By Ali Eaves, ‘11

It all started with a Facebook message.

Kimberly Leonard, a 2009 Richmond graduate working as a freelance journalist in New York, contacted fellow alumna Kaitlin Yapchaian, ’04, to inquire about her prior experience at NBC. Leonard had found out about Yapchaian’s work experience on the social networking site LinkedIn.

Before she knew it, Leonard had snagged one of the most coveted positions in the communications field: a position at Vogue magazine. She immediately began work helping to launch the magazine’s first iPhone application, “Vogue Stylist.”

Yapchaian, who is a marketing producer on the publishing side of Vogue, had been looking for someone to work with her on the project, and Leonard was the perfect candidate. 

“Kimberly reached out to me around the time that we were looking for an intern to join our team,” Yapchaian said. “I was impressed by her accomplishments and professionalism. While I was happy to talk to her about NBC, I asked if she’d be interested in applying for a position at Vogue.”

Leonard and Yapchaian worked together for a month setting up the app and making sure it was functional to prepare for the launch.

“We've worked very hard, but it’s a great team and it’s been a lot of fun,” Leonard said. 

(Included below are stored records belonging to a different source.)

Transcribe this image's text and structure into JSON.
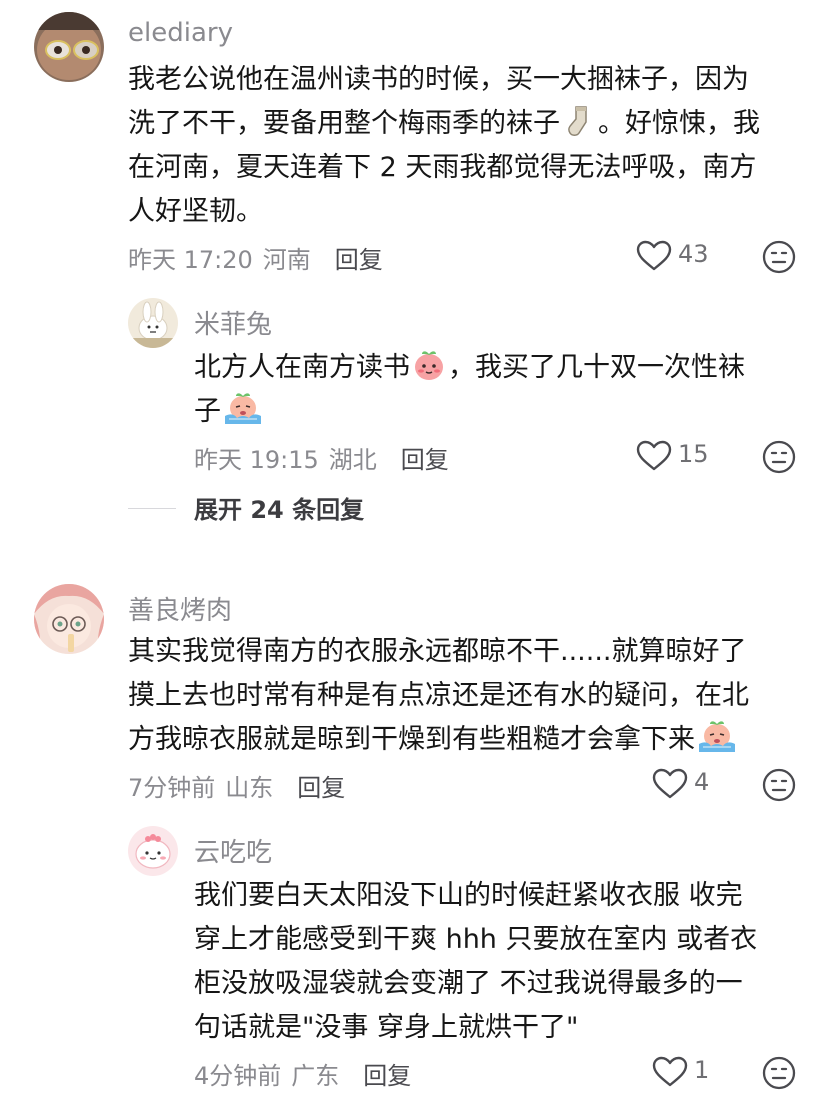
{
  "comments": [
    {
      "username": "elediary",
      "text_1": "我老公说他在温州读书的时候，买一大捆袜子，因为",
      "text_2a": "洗了不干，要备用整个梅雨季的袜子",
      "text_2b": "。好惊悚，我",
      "text_3": "在河南，夏天连着下 2 天雨我都觉得无法呼吸，南方",
      "text_4": "人好坚韧。",
      "time": "昨天 17:20",
      "location": "河南",
      "reply_label": "回复",
      "likes": "43",
      "replies": [
        {
          "username": "米菲兔",
          "text_1a": "北方人在南方读书",
          "text_1b": "，我买了几十双一次性袜",
          "text_2": "子",
          "time": "昨天 19:15",
          "location": "湖北",
          "reply_label": "回复",
          "likes": "15"
        }
      ],
      "expand_label": "展开 24 条回复"
    },
    {
      "username": "善良烤肉",
      "text_1": "其实我觉得南方的衣服永远都晾不干......就算晾好了",
      "text_2": "摸上去也时常有种是有点凉还是还有水的疑问，在北",
      "text_3": "方我晾衣服就是晾到干燥到有些粗糙才会拿下来",
      "time": "7分钟前",
      "location": "山东",
      "reply_label": "回复",
      "likes": "4",
      "replies": [
        {
          "username": "云吃吃",
          "text_1": "我们要白天太阳没下山的时候赶紧收衣服 收完",
          "text_2": "穿上才能感受到干爽 hhh 只要放在室内 或者衣",
          "text_3": "柜没放吸湿袋就会变潮了 不过我说得最多的一",
          "text_4": "句话就是\"没事 穿身上就烘干了\"",
          "time": "4分钟前",
          "location": "广东",
          "reply_label": "回复",
          "likes": "1"
        }
      ]
    }
  ],
  "icons": {
    "like": "heart-outline-icon",
    "dislike": "neutral-face-icon",
    "sock": "sock-emoji",
    "blush": "blushing-peach-emoji",
    "crying": "crying-peach-emoji"
  },
  "colors": {
    "username": "#8a8a8f",
    "text": "#161616",
    "meta": "#8a8a8f",
    "icon": "#4a4a4f"
  }
}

Being part of cutting-edge new media launches, not to mention working long hours to meet deadlines, is nothing new for Leonard. She helped design and develop The Collegian’s award-winning Web site as the online managing editor when she was a senior at Richmond. 

“Helping launch The Collegian Web site was the greatest contribution I think I could have made to the University,” said Leonard, who majored in urban practice and policy and minored in journalism. “That experience prepared me more than anything for what I do now.” 

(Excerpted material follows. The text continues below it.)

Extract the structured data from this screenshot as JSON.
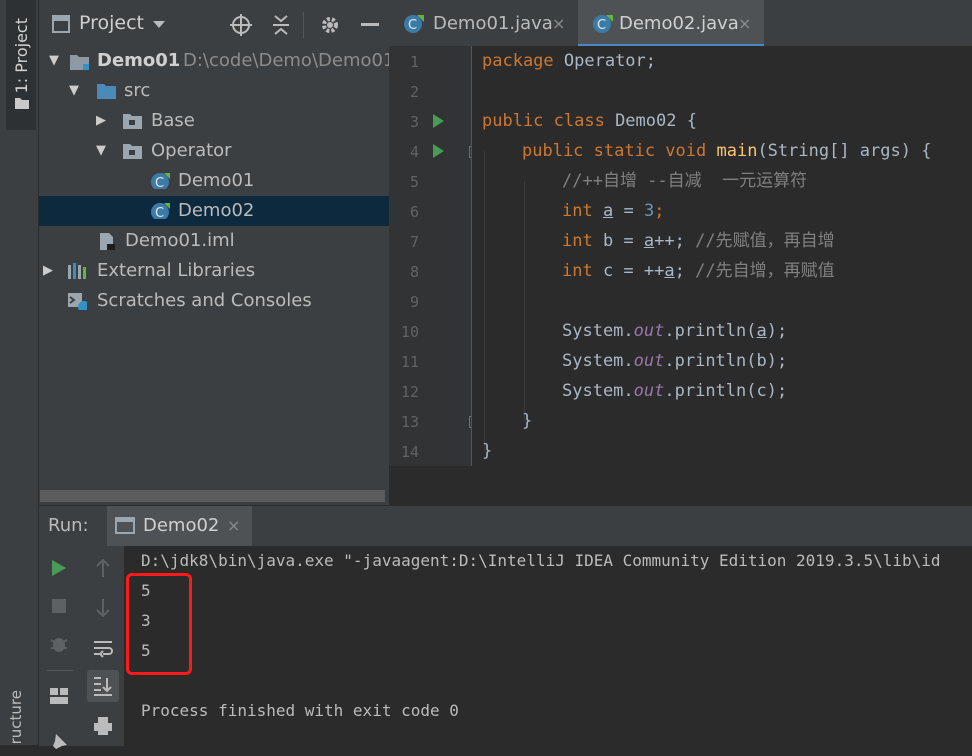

Leonard also had internships at Time and In Style magazines in what would have been her junior year at Richmond; she took the year off from school and moved to New York to get some real-world experience. She took summer courses and 18-credit semesters so she could still graduate on time with her peers.

Practical experience also helped Yapchaian land her job at Vogue.

A studio art major at Richmond, Yapchaian always preferred hands-on work to theoretical learning approaches.

Focusing on design and photography, Yapchaian had a sound set of technical skills by the time she graduated. She also worked as a producer for Nike at the advertising agency R/GA, as a business consultant at Play and as a page at NBC. Her studies in journalism at Richmond were crucial to appreciating and developing clear, concise writing.

“All of my experiences have shared a common thread of media, technology, creative thinking and communication skills,” she said. “Today, the lines between industries are blurring, especially when involving digital endeavors. I’ve been able to transfer the skills from each job to the next, despite working across television, consulting, advertising and now, publishing.”

As the communications field evolves and the digital world becomes even more fast-paced, being proactive about job searches is more important than ever – but the rules are changing. Leonard not only used social networking sites, but also had her own Web site where she posted her résumé and links to her work.

“You just need to constantly tap into the UR alumni network,” Leonard said, “because you never know what will present itself.”

Online networking is now even easier for Richmond students with the launch of the Career Development Center’s UR Career Network, a site for alumni, students and employers. Users can explore industries, seek out internships and jobs and learn about each other’s career paths.